[Prestomatic]

Here are two standard reduction potentials:
Fe3+ + 3e-  Fe   E° = +.04V
Fe2+ + 2e-  Fe   E° = -.41V
And I intended to find the standard reduction potential:
Fe3+ + 3e-  Fe2+

I assumed to flip the second equation to oxidation, thus flipping the sign, then E°red + E°ox = (.04 V) + (.41 V) = .45V.

The actual value is .94 V, and i noticed that this is 3(.04 V) + 2(.41 V). I thought that reduction potential was intensive, thus potentials can be flipped but not multiplied when combined with other equations? Why are these coefficients corresponding to the electron counts in their respective equations?

Any input is highly appreciated, thanks.

[Babcock_Hall]

There are pitfalls in trying to add or subtract standard reduction potentials, although there are others here with far more knowledge of thermodynamics than I have.  In the example you gave the number of electrons is not the same in all three equations.  Try converting the reduction potentials to ΔG° values, and the coefficients may make more sense.

[Corribus]

Just to elaborate on Babcock Hall's post: Reduction potentials aren't strictly additive - removing two electrons in concerted fashion, say, takes a different amount of energy than removing them sequentially.  You have to do a specific type of conversion to get the right answer.

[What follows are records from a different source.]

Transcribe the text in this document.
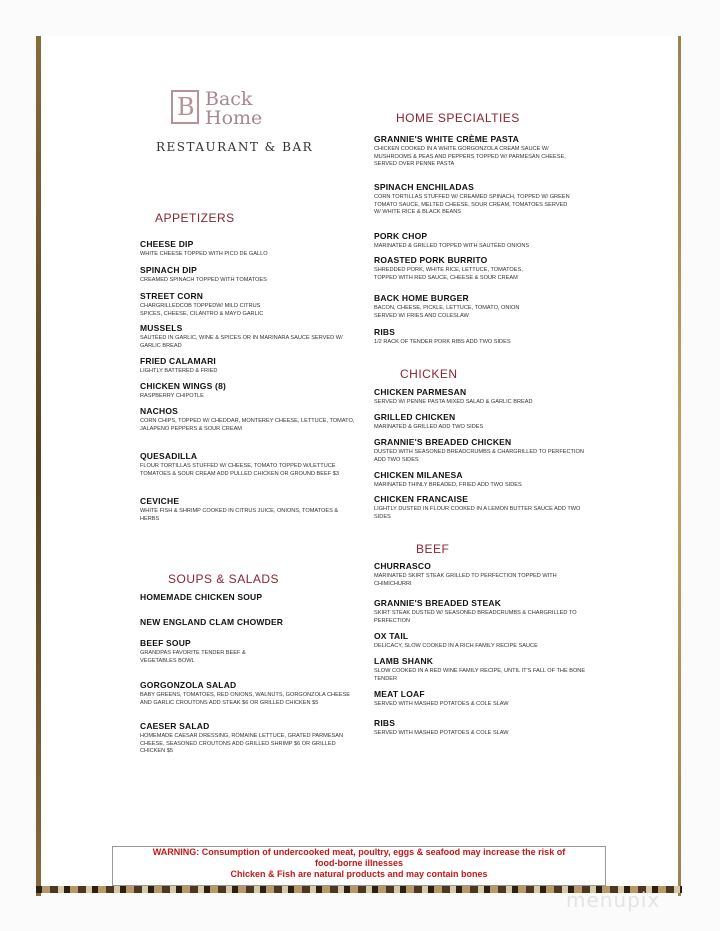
B Back
Home
RESTAURANT & BAR
APPETIZERS
SOUPS & SALADS
HOME SPECIALTIES
CHICKEN
BEEF
CHEESE DIP
WHITE CHEESE TOPPED WITH PICO DE GALLO
SPINACH DIP
CREAMED SPINACH TOPPED WITH TOMATOES
STREET CORN
CHARGRILLEDCOB TOPPEDW/ MILD CITRUS SPICES, CHEESE, CILANTRO & MAYO GARLIC
MUSSELS
SAUTÉED IN GARLIC, WINE & SPICES OR IN MARINARA SAUCE SERVED W/ GARLIC BREAD
FRIED CALAMARI
LIGHTLY BATTERED & FRIED
CHICKEN WINGS (8)
RASPBERRY CHIPOTLE
NACHOS
CORN CHIPS, TOPPED W/ CHEDDAR, MONTEREY CHEESE, LETTUCE, TOMATO, JALAPENO PEPPERS & SOUR CREAM
QUESADILLA
FLOUR TORTILLAS STUFFED W/ CHEESE, TOMATO TOPPED W/LETTUCE TOMATOES & SOUR CREAM ADD PULLED CHICKEN OR GROUND BEEF $3
CEVICHE
WHITE FISH & SHRIMP COOKED IN CITRUS JUICE, ONIONS, TOMATOES & HERBS
HOMEMADE CHICKEN SOUP
NEW ENGLAND CLAM CHOWDER
BEEF SOUP
GRANDPAS FAVORITE TENDER BEEF & VEGETABLES BOWL
GORGONZOLA SALAD
BABY GREENS, TOMATOES, RED ONIONS, WALNUTS, GORGONZOLA CHEESE AND GARLIC CROUTONS ADD STEAK $6 OR GRILLED CHICKEN $5
CAESER SALAD
HOMEMADE CAESAR DRESSING, ROMAINE LETTUCE, GRATED PARMESAN CHEESE, SEASONED CROUTONS ADD GRILLED SHRIMP $6 OR GRILLED CHICKEN $5
GRANNIE'S WHITE CRÈME PASTA
CHICKEN COOKED IN A WHITE GORGONZOLA CREAM SAUCE W/ MUSHROOMS & PEAS AND PEPPERS TOPPED W/ PARMESAN CHEESE, SERVED OVER PENNE PASTA
SPINACH ENCHILADAS
CORN TORTILLAS STUFFED W/ CREAMED SPINACH, TOPPED W/ GREEN TOMATO SAUCE, MELTED CHEESE, SOUR CREAM, TOMATOES SERVED W/ WHITE RICE & BLACK BEANS
PORK CHOP
MARINATED & GRILLED TOPPED WITH SAUTÉED ONIONS
ROASTED PORK BURRITO
SHREDDED PORK, WHITE RICE, LETTUCE, TOMATOES, TOPPED WITH RED SAUCE, CHEESE & SOUR CREAM
BACK HOME BURGER
BACON, CHEESE, PICKLE, LETTUCE, TOMATO, ONION SERVED W/ FRIES AND COLESLAW
RIBS
1/2 RACK OF TENDER PORK RIBS ADD TWO SIDES
CHICKEN PARMESAN
SERVED W/ PENNE PASTA MIXED SALAD & GARLIC BREAD
GRILLED CHICKEN
MARINATED & GRILLED ADD TWO SIDES
GRANNIE'S BREADED CHICKEN
DUSTED WITH SEASONED BREADCRUMBS & CHARGRILLED TO PERFECTION ADD TWO SIDES
CHICKEN MILANESA
MARINATED THINLY BREADED, FRIED ADD TWO SIDES
CHICKEN FRANCAISE
LIGHTLY DUSTED IN FLOUR COOKED IN A LEMON BUTTER SAUCE ADD TWO SIDES
CHURRASCO
MARINATED SKIRT STEAK GRILLED TO PERFECTION TOPPED WITH CHIMICHURRI
GRANNIE'S BREADED STEAK
SKIRT STEAK DUSTED W/ SEASONED BREADCRUMBS & CHARGRILLED TO PERFECTION
OX TAIL
DELICACY, SLOW COOKED IN A RICH FAMILY RECIPE SAUCE
LAMB SHANK
SLOW COOKED IN A RED WINE FAMILY RECIPE, UNTIL IT'S FALL OF THE BONE TENDER
MEAT LOAF
SERVED WITH MASHED POTATOES & COLE SLAW
RIBS
SERVED WITH MASHED POTATOES & COLE SLAW
WARNING: Consumption of undercooked meat, poultry, eggs & seafood may increase the risk of
food-borne illnesses
Chicken & Fish are natural products and may contain bones
menupix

For example, consider the following two half reactions:

Co³⁺(aq) + e^- -->  Co²⁺(aq)   E° = 1.82 V
Co²⁺(aq) + 2e^-  -->  Co(s)   E° = -0.28 V

If you add these "Hess law style" to get the following balanced reaction for reduction of cobaltic form to zero valent cobalt:

Co³⁺(aq) + 3e^- -->  Co(s)   E° = 1.54 V

But the correct answer is 0.42 V.

To solve this kind of problem, you have to convert the potentials into quantities that are additive - that is, Gibbs energies. The equation that allows you to do this is

ΔG = -nFE

Since F is just a constant, you will find that converting between E (in V) and G (in kJ/mol, say) only involves factors of the number of electrons involved in each step. If you do these conversions you will get the right answer of 0.42 V for the reduction of Co³⁺ to Co⁰, just as you will arrive at the solution you mentioned in your first post.

[mjc123]

Have you come across oxidation state diagrams (Frost diagrams)? In such a diagram, oxidation state is plotted on the x-axis and Gibbs energy (or Gibbs energy divided by F, to give a number in volts for convenience) on the y-axis. The difference in Gibbs energy between two states is the vertical distance between them. The electrode potential is the slope of the line between them. Try plotting it for Fe, Fe²⁺ and Fe³⁺ (take G(Fe⁰) as 0 for convenience). You will see how the Gibbs energy is additive, but the slopes (electrode potentials) are not. Then try it for different oxidation states - e.g. M⁰, M⁺ and M²⁺, or M⁰, M⁵⁺ and M⁶⁺. Keep the relative Gibbs energies the same; you will see that the electrode potentials (slopes) are different.
See e.g. https://en.wikipedia.org/wiki/Frost_diagram